As Dave wrote this morning, Lizzo won't be attending Bumbershoot tonight due to an infection: Will this be the infection that kills the festival? We'll find out! She's being replaced by some guys called "Hippie Sabotage." I can't decide if that means they're hippies who sabotage or they're people who like sabotaging hippies. Anyhow, music calendar editor Kim Selling and Tech-Savvy/At-Risk Youth Grant Hendrix pointed out to me that Hippie Sabotage are known for "fighting security and venue staff at their shows." Check out how a Facebook commenter described one of their performances, via a 2016 Billboard article:

Hippie sabotage goes on stage telling the audience that “we are playing a hard set and if you dont like it, fuck you, go talk shit on facebook” people get weirded out and then HS continues to say “or stand there and be fucking weirdos” so sound guy comes up and tells him to chill out and to not mishandle the microphone, HS proceeds to talk shit more to the crowd and soundguy on the mic. soundguy mutes mic.
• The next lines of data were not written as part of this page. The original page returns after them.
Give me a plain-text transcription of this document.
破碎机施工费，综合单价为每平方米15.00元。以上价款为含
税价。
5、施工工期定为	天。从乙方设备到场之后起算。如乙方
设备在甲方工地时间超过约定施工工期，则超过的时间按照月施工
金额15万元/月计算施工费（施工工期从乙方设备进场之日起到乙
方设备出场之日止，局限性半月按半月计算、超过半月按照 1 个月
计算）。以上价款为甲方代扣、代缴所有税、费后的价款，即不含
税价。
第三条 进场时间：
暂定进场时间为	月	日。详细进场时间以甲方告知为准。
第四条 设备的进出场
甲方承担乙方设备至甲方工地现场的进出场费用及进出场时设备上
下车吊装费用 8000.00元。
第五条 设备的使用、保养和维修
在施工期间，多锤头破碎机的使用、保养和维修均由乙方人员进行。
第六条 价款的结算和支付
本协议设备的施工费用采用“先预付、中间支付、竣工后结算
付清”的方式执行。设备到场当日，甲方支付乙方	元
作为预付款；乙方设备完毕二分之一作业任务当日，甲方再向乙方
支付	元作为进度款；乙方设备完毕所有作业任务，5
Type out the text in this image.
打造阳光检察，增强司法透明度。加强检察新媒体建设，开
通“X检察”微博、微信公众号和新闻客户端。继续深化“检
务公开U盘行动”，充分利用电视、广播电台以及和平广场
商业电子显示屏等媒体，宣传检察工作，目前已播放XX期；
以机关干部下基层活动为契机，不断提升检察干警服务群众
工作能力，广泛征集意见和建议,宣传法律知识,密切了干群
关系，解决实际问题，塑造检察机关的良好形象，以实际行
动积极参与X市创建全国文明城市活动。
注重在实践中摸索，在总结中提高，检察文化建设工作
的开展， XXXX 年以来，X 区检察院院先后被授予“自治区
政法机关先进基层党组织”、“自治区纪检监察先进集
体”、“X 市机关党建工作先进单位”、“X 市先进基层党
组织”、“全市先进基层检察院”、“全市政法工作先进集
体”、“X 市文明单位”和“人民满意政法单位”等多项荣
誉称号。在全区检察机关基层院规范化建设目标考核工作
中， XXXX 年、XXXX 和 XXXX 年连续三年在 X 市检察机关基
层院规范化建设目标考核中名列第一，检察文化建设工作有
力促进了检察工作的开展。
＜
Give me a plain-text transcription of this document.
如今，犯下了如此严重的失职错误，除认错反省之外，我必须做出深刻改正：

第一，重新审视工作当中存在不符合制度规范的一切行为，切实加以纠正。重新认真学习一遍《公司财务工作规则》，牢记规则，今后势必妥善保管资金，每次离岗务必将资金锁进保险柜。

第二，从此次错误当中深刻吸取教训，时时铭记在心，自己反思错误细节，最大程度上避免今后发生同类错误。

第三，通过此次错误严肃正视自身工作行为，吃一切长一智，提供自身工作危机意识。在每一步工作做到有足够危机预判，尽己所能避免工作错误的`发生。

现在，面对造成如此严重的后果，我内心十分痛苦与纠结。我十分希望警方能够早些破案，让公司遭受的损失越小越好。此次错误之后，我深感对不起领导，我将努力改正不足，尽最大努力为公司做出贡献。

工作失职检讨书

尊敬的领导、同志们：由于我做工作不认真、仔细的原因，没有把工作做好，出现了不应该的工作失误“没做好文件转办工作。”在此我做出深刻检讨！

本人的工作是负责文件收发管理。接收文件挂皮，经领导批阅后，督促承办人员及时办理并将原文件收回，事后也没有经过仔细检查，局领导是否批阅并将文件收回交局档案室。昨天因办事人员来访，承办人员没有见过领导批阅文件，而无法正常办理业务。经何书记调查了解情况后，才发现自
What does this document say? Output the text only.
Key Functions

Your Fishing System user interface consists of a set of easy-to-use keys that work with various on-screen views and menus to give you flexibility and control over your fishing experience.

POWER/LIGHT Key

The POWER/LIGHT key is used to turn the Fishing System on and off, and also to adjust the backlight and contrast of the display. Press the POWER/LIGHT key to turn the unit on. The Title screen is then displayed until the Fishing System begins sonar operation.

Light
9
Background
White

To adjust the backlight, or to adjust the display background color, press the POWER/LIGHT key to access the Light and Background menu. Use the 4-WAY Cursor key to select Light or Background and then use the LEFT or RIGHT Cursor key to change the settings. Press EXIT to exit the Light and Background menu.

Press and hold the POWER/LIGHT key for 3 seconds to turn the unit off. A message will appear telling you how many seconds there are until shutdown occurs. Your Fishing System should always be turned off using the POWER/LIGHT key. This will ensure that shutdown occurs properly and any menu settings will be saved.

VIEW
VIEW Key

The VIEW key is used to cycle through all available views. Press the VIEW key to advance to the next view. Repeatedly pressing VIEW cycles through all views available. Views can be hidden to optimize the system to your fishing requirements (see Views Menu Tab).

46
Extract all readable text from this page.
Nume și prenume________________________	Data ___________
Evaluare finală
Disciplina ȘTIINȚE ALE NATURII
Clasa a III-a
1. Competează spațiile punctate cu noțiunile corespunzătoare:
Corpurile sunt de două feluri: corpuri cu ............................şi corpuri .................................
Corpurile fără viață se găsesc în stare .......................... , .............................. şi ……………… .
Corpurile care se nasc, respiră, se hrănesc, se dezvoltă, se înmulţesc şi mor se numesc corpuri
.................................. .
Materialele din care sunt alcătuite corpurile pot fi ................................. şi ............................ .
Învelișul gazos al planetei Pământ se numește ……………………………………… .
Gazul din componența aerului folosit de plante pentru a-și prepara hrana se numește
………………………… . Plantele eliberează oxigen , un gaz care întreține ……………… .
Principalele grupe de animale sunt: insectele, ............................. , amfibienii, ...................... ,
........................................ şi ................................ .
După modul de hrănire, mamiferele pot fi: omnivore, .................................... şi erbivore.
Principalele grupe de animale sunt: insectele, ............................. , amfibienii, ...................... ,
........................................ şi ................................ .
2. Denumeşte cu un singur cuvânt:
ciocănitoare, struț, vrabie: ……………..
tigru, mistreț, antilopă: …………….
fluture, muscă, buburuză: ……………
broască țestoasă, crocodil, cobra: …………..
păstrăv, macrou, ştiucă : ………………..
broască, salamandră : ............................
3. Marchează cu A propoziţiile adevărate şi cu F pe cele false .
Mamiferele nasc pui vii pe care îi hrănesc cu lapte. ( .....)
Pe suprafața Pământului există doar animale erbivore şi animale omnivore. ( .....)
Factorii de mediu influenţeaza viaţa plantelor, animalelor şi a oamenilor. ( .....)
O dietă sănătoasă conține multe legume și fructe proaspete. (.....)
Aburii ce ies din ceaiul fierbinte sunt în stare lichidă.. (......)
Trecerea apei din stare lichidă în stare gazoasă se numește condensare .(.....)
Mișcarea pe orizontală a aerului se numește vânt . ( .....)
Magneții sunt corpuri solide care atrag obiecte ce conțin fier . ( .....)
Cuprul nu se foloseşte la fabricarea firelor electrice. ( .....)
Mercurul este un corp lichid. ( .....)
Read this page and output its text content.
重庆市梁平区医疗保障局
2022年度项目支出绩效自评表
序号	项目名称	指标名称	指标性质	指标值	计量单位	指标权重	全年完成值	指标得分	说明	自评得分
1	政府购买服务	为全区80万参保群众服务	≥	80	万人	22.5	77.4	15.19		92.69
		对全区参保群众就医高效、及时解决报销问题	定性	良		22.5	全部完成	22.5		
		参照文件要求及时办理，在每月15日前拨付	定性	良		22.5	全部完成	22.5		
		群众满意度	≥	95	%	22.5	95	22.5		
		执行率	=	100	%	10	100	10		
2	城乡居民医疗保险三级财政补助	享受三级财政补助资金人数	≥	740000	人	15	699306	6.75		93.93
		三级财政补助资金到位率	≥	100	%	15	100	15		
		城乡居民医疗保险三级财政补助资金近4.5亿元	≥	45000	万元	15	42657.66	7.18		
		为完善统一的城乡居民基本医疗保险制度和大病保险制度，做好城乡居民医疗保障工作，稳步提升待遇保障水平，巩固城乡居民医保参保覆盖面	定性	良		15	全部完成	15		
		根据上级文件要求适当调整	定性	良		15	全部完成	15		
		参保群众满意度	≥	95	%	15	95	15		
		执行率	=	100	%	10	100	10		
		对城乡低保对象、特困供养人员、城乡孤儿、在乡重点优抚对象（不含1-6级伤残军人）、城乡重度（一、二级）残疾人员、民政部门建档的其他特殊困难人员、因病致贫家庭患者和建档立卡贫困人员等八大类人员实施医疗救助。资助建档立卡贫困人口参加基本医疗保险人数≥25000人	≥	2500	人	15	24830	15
HS throws a fit and tosses mics to the crowd. 3 of them. Soundguy tries to go on stage and gets stopped by the TM and shoved back by HS. Event organizer comes to tell them to chill. they say “fuck you”. event organizers ask security to remove them from stage and then this happened….. they get boo’d off stage and i told them “thats some looser shit” they try try to come fight me. security holds him back and he yells. “when you have 200k plays on soundcloud come talk to me” lmao. they get escorted off the festival immediately.

As Dave pointed out on Slack: "More like Hippie SELF Sabotage, amirite?"

Ending with this new promo vid from the Beacon: It's of their upcoming anime series, Anime Sunrise, starting next Sunday. I love this little theater.